La campagne de vaccination a commencé. Tout a été mis en place pour que ce soit long. Délai de consentement pour réflexion, consultation de pré-vaccination, acceptation de la famille pour les patients ayant des déficits cognitifs. Il est surprenant que le personnel potentiellement vaccinateur n'est pas eu au préalable une formation de quelques mois ainsi qu'une clause de conscience derrière laquelle il pourrait se réfugier mais on ne va pas s'en plaindre.
Sérieusement, dans ce contexte, est-il vraiment éthique de faire attendre les volontaires?
Une logique commerciale aurait prévalu: Premiers demandeurs, premiers servis. Il y aurait beaucoup d'intérêt à faire ainsi car il y a moins de risque de générer des malaises vagaux chez des volontaires que chez des personnes partiellement contraintes par la pression de l'entourage. Ce genre d'incident donne du grain à moudre aux « anti-vaccins » et entretient l'angoisse populaire. L?innocuité des vaccins constatées chez ces personnes primo-vaccinées, voisin, ami, famille, pourraient rassurer les sceptiques. Actuellement beaucoup de mes patients ne souhaitent pas se faire vacciner dans les mois à venir, ils attendent de voir ce que cela fera chez les autres !

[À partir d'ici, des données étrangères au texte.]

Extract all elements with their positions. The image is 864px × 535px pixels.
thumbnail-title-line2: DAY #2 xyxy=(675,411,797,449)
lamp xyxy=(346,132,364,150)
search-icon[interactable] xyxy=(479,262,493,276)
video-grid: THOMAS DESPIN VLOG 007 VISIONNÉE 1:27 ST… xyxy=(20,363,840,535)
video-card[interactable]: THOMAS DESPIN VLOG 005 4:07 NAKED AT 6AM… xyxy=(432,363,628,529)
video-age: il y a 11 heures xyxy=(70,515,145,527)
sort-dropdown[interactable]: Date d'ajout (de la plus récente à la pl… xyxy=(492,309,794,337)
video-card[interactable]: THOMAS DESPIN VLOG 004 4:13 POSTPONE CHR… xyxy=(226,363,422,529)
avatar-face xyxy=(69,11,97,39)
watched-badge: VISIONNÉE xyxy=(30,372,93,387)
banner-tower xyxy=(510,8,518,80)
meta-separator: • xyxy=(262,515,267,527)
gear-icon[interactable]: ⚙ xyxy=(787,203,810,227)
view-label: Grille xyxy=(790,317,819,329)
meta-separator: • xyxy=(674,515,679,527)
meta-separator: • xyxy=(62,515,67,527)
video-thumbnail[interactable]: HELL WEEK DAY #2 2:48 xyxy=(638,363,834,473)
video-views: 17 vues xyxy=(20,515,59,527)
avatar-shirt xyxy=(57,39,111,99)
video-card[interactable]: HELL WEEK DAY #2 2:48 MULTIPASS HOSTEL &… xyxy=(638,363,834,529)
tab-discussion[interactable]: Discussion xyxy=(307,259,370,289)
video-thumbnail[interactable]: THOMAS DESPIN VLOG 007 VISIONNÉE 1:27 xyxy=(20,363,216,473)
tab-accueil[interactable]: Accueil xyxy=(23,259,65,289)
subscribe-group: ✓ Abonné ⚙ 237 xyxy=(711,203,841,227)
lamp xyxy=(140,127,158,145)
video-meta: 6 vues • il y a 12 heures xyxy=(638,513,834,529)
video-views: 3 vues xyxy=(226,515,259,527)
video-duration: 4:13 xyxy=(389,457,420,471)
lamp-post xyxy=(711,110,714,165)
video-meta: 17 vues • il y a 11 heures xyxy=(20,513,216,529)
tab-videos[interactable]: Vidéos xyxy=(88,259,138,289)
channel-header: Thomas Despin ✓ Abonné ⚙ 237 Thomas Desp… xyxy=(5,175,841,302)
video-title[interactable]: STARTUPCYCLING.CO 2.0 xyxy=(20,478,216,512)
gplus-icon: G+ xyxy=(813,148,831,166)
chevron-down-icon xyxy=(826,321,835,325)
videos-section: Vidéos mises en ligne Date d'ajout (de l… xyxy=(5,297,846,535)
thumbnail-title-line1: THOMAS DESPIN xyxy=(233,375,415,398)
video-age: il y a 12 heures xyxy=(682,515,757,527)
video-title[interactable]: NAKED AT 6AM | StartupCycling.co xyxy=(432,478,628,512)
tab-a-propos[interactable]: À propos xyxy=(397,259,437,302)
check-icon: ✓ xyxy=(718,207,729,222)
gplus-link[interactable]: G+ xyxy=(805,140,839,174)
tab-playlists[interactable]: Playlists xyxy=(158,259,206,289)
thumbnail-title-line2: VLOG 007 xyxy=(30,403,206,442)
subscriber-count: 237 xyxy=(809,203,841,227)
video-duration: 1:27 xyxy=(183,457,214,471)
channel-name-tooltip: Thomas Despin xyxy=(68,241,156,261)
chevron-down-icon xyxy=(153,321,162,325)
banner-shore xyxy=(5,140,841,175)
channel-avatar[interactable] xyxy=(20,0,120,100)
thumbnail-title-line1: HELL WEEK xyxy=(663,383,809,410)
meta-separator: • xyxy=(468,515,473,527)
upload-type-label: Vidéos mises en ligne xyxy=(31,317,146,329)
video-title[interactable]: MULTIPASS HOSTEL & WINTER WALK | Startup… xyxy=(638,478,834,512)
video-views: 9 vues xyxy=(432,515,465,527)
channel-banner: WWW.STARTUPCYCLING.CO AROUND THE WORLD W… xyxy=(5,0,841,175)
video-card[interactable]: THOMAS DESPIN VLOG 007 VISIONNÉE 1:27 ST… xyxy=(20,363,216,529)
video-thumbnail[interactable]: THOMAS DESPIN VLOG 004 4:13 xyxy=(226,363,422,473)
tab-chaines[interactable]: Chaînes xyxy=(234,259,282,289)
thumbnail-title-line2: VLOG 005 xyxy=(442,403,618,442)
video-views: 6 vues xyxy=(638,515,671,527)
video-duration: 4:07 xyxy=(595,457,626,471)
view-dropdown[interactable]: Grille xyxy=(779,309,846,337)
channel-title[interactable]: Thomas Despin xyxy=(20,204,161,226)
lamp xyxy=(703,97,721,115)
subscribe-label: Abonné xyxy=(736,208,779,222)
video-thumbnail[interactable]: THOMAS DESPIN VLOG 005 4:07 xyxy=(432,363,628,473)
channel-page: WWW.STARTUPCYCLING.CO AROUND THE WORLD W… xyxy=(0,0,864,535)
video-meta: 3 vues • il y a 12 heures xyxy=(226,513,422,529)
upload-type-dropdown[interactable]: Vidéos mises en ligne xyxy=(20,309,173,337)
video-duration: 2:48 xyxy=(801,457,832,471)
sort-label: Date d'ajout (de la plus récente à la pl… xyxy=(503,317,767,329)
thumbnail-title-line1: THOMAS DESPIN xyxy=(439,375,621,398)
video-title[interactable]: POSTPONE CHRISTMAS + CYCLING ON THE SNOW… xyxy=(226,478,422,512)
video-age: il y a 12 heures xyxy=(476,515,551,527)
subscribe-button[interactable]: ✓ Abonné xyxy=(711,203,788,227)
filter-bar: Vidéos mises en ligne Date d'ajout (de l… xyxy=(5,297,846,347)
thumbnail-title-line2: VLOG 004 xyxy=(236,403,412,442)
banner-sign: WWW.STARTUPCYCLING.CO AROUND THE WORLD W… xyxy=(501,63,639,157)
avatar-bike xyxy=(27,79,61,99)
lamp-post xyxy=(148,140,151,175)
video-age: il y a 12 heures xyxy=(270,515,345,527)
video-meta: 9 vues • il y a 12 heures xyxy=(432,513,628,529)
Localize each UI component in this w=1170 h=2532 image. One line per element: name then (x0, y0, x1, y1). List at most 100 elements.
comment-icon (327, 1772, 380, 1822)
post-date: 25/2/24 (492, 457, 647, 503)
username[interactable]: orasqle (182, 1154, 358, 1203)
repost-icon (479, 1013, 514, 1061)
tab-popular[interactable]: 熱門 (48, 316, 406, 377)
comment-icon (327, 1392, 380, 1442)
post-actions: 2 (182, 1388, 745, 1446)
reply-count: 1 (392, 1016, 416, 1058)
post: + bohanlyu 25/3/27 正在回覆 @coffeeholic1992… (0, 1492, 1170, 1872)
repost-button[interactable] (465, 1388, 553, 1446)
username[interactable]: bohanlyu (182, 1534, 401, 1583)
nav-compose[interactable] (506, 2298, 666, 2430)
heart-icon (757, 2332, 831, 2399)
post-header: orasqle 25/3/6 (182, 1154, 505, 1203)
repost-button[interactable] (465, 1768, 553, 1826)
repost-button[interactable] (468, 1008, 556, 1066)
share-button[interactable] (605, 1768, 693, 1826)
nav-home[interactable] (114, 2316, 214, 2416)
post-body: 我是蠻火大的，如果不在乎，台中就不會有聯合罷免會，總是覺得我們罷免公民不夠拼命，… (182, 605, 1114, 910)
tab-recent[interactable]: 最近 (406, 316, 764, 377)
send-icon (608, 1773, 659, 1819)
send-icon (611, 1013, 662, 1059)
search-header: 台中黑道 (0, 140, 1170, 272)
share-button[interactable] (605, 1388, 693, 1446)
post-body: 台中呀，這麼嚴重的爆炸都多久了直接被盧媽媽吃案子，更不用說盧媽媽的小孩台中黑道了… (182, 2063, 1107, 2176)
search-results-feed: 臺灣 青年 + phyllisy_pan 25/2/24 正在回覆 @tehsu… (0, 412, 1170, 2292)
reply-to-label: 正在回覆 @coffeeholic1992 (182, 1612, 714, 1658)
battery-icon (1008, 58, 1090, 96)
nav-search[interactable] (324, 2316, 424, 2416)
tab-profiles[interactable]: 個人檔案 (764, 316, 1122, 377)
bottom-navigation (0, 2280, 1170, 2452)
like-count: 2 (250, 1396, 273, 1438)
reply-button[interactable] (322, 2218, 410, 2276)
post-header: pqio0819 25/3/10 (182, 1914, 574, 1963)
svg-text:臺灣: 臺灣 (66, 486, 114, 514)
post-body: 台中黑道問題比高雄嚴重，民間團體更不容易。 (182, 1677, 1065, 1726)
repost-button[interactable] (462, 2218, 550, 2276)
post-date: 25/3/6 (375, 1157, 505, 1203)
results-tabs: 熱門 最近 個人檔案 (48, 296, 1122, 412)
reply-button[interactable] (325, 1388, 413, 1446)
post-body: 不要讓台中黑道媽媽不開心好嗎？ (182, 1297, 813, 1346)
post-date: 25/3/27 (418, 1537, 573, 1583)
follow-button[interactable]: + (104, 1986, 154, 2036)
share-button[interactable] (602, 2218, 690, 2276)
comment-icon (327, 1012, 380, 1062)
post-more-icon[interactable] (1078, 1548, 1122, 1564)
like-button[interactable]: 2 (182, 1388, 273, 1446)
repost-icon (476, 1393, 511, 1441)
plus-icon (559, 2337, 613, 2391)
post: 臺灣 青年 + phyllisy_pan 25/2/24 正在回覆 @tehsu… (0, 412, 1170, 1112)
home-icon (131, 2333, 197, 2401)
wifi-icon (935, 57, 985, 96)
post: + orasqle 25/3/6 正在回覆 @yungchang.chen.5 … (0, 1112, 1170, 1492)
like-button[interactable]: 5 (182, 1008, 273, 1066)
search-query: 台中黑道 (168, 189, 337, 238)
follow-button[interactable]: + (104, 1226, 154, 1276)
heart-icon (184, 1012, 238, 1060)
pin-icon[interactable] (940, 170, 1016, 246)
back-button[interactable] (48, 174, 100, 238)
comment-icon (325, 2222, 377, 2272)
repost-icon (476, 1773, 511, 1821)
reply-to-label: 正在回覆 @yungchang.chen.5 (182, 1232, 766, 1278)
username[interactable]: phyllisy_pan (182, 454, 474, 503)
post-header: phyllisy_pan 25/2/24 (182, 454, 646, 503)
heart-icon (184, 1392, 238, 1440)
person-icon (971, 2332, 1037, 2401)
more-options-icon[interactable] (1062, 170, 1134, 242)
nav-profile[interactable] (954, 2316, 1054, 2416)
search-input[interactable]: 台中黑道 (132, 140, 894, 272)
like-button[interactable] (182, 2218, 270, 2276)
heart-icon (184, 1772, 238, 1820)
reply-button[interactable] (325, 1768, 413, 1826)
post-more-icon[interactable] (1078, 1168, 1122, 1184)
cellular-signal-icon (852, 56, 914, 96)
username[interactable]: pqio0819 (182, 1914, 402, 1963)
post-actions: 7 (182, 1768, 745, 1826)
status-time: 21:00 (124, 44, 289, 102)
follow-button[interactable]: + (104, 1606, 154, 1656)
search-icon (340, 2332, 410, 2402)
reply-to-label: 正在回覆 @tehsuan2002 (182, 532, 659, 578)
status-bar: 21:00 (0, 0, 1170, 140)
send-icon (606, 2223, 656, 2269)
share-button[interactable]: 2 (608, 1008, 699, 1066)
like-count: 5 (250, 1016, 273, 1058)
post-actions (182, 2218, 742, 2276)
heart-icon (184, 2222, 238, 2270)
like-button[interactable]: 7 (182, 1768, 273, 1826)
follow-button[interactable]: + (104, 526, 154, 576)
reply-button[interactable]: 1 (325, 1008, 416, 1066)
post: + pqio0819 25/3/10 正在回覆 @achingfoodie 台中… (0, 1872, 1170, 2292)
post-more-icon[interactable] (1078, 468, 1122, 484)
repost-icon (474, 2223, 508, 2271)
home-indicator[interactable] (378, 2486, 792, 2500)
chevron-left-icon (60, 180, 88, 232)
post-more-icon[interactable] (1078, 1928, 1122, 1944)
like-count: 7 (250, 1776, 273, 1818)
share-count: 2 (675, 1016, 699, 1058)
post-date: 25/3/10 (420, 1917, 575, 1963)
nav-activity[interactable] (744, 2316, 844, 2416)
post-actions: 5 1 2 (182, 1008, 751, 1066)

Gratifier cette vaccination « primeure » de quelques droits comme l'accès aux EHPAD, aux restaurants, aux salles de spectacles et aux stades de sport ferait plaisir à tout le monde. Certes il faudrait alors ouvrir des permanences de vaccination la nuit pour répondre à la demande mais l'enjeu en vaut la chandelle.
Notons au passage que vacciner ces groupes de personnes revient à vacciner des groupes à fort potentiel de contamination, c'est donc une façon indirecte et probablement très efficiente de protéger indirectement les personnes à fort risque de formes graves.
Le principal problème avec ce type de stratégie serait d'éviter les trafics de fausses cartes de vaccinations, bref de savoir qui est vacciné et qui ne l'est pas. Le risque épidémique et la mise en danger de la vie d'autrui ne laisse pas place à un certificat sur l'honneur.
Une cotation spécifique du vaccin permettra à la sécu de recenser les personnes vaccinées, de « rappeler » les rappels de vaccins et d'inciter les non vaccinés, en particulier les personnes à risque à le faire au prorata du stock de vaccins.
Le problème des doses entamées et gâchées sera anecdotique si la vaccination devient possible 24/24.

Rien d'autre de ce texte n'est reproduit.